CargoSprint moved to dismiss the complaint, arguing that the absence of an NDA or confidentiality agreement meant that as a matter of law Turret could not establish it had any protectable trade secrets. The U.S. District Court for the Eastern District of New York dismissed the case for Turret’s failure to identify a confidentiality agreement. In a thorough and well reasoned opinion, the court summarized its holding with the following brutal metaphor: “[g]iven the nature of the trade secrets at issue, these allegations are akin to a Plaintiff having pleaded that he locked all the upstairs windows of his house, while remaining silent on whether the front and back doors were left wide open.”
On appeal, the U.S. Court of Appeals for the Second Circuit agreed and affirmed the district court’s dismissal. In a short and rather terse opinion, the Second Circuit emphasized the nature of the underlying trade secret as a key consideration for an NDA, writing that where the alleged trade secret consists of a computer software’s functionality “that is made apparent to all users of the program, the reasonableness analysis will often focus on who is given access, and on the importance of confidentiality and nondisclosure agreements to maintain secrecy.” In the absence of an allegation that Turret had required NDAs, the Second Circuit held that Turret had not “plausibly” alleged that a trade secret had been misappropriated.
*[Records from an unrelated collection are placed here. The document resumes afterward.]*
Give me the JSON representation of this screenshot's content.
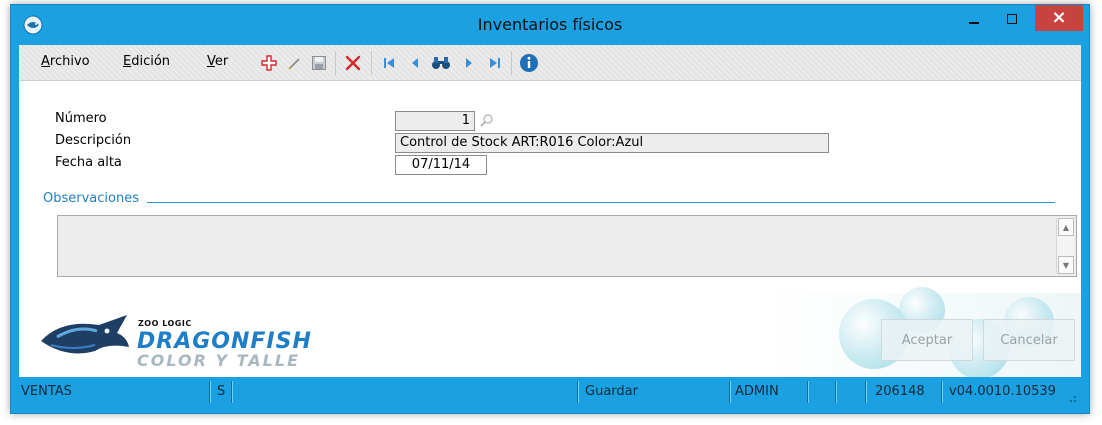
{
  "window": {
    "title": "Inventarios físicos",
    "close_glyph": "×"
  },
  "menu": {
    "archivo_accel": "A",
    "archivo_rest": "rchivo",
    "edicion_accel": "E",
    "edicion_rest": "dición",
    "ver_accel": "V",
    "ver_rest": "er"
  },
  "toolbar": {
    "icons": [
      "add-icon",
      "edit-icon",
      "save-icon",
      "delete-icon",
      "first-record-icon",
      "previous-record-icon",
      "search-binoculars-icon",
      "next-record-icon",
      "last-record-icon",
      "info-icon"
    ]
  },
  "form": {
    "numero_label": "Número",
    "numero_value": "1",
    "descripcion_label": "Descripción",
    "descripcion_value": "Control de Stock ART:R016 Color:Azul",
    "fecha_label": "Fecha alta",
    "fecha_value": "07/11/14",
    "observaciones_label": "Observaciones",
    "observaciones_value": ""
  },
  "logo": {
    "small": "ZOO LOGIC",
    "main": "DRAGONFISH",
    "sub": "COLOR Y TALLE"
  },
  "buttons": {
    "aceptar": "Aceptar",
    "cancelar": "Cancelar"
  },
  "status": {
    "module": "VENTAS",
    "flag": "S",
    "action": "Guardar",
    "user": "ADMIN",
    "code": "206148",
    "version": "v04.0010.10539"
  },
  "colors": {
    "accent": "#1ba1e2",
    "close": "#c7433d",
    "delete": "#d9262b",
    "nav": "#3b8fd6"
  }
}
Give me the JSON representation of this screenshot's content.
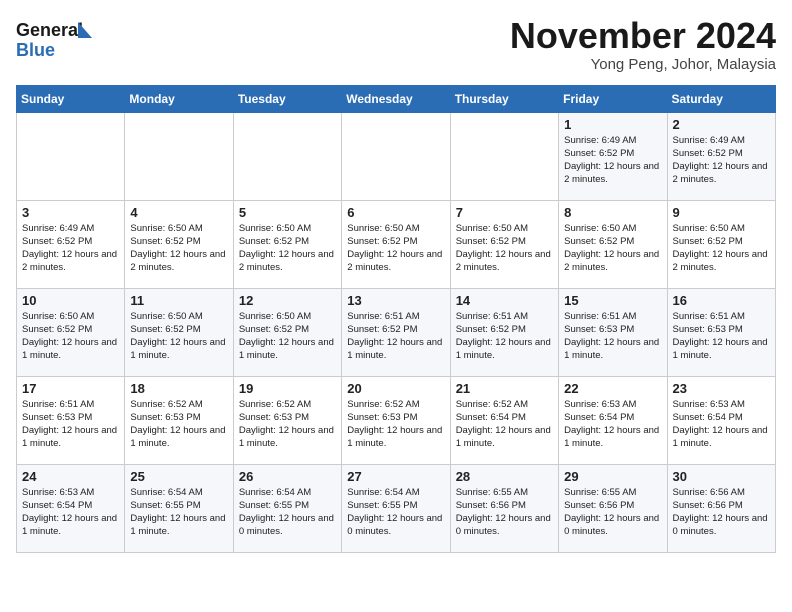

Why is the decision important to trade secret owners and employers? The decision reinforces the importance of trade secret owners having written confidentiality agreements in place with employees, vendors or others against whom they might have competing rights over that information. As the Turrett case shows, courts consider these agreements to be critical evidence that a trade secret owner has put the other party (usually an employee) on notice that confidential information was being shared with them, that the owner expects them to treat it as confidential, and that the information is the property of that employer/owner. Because a trade secret can take so many forms, can be the product of collaboration between employer and employee, or can even contain some publicly available information, having a written agreement that puts the other party on notice that shared information may be confidential is a sound and reliable best practice.
Why is the decision noteworthy to litigators? Traditionally, the question of whether measures of reasonable security measures is one of fact, meaning courts will not dismiss cases on these grounds and instead will let the jury decide that question, so long as the owner/employer has made some showing of reasonable efforts. Courts have allowed cases to proceed without written agreements if an owner can show they protected trade secrets or reinforced their confidentiality in other ways, such as through confidentiality policies, passwords, encryption, limiting access and other measures. However, and at the very least for federal courts within the Second Circuit, the absence of an NDA may prove fatal to a trade secret claim, even if a trade secret owner has taken other steps (limited access, secure electronic systems, confidentiality policies, etc.) to protect that information. In the past, I have been able to make out cases for reasonable protection without a written agreement but it has required me to show that the defendant acknowledged that he or she understood that the information was confidential either in writing or by electronic acknowledgements. To get a case to a jury in the Second Circuit, a trade secret owner will have to make a similar and perhaps even more compelling showing if he or she doesn’t have that agreement.